When I was a child, I hadn’t met anyone else with Ichthyosis. I thought I was all alone. Since I have been blogging, I’ve come to meet many, many people with Ichthyosis – many overseas and a few in Australia. And it’s been wonderful. We’ve been able to share advice, lean on each other in times of difficulties, and offer hope and happiness to individuals and families. We also share common interests outside of our Ichthyosis. I’ve had wonderful experiences meeting these patients and their families.
And I wanted to give this same opportunity to Australians (and anyone who wants to travel to Australia). This idea came to me when I was at Problogger – I wondered how I could organise a meet for my blog community in real life. I am so excited that this is happening!
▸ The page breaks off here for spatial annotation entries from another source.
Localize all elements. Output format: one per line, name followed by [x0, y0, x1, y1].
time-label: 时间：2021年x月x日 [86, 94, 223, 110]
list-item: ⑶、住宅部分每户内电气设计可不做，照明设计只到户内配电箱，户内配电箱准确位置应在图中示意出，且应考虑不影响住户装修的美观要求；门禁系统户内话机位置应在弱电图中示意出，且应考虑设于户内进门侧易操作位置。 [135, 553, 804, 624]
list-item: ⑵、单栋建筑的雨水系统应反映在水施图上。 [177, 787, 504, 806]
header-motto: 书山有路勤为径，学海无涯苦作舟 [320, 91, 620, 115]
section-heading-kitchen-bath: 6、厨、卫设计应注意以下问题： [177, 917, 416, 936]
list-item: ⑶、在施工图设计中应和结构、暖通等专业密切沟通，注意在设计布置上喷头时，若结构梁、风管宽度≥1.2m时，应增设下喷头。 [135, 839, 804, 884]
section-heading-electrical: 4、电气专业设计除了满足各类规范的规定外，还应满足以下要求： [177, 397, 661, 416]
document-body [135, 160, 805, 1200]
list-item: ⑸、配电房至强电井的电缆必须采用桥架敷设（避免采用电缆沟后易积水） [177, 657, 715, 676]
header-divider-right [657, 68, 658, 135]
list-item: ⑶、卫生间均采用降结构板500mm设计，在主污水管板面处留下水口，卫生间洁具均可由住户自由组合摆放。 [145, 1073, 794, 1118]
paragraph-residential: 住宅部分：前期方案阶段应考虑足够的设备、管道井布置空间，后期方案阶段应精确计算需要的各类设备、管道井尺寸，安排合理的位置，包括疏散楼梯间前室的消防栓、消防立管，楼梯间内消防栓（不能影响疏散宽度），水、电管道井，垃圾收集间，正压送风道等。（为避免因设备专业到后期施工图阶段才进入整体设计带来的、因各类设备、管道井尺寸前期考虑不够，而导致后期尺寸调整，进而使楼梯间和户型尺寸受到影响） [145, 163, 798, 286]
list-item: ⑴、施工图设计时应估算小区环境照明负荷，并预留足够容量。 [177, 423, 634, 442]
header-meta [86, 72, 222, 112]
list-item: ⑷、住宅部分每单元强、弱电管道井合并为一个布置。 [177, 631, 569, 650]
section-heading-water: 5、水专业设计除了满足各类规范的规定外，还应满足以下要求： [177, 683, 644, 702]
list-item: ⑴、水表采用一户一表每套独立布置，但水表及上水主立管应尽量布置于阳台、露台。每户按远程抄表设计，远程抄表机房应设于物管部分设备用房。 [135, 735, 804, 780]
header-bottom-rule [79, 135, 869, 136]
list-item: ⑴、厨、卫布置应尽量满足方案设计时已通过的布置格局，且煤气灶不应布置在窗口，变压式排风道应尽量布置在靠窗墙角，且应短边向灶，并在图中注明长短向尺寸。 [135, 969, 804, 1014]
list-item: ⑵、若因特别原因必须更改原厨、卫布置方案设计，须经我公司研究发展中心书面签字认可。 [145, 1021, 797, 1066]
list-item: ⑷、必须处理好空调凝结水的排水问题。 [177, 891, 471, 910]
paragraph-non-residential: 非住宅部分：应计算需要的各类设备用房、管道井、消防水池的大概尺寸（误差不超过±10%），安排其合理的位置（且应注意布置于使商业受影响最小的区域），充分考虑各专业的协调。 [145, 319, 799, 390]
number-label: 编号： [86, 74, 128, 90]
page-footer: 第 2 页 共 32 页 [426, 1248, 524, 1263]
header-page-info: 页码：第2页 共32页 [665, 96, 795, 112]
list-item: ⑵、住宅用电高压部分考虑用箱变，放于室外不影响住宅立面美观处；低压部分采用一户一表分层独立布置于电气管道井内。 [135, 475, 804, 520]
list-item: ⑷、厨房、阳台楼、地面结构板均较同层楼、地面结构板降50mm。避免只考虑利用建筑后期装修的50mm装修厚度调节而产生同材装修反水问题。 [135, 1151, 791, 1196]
I’ve partnered with the Genetic Support Network of Victoria (GSNV) to host the first official Australian Ichthyosis Meet – scheduled in Melbourne for Saturday 9 May 2015 in Melbourne, as a part of Ichthyosis Awareness Month. This event will give adults, children and families affected by Ichthyosis the chance to meet others with this rare condition. I hope some strong friendships will form, as well boosting the self confidence of all attendees. And the event will also be showcased on my blog for Ichthyosis Awareness Month.
I am doing some fundraising for the event, to cover the cost of the GSNV staff and photographer, catering and to reduce zoo admission costs and transport for attendees. Any remaning funds will be donated to the Foundation for Ichthyosis and Related Skin Types (FIRST). FIRST supports patients and families affected by Ichthyosis worldwide, as well as funds research into the condition.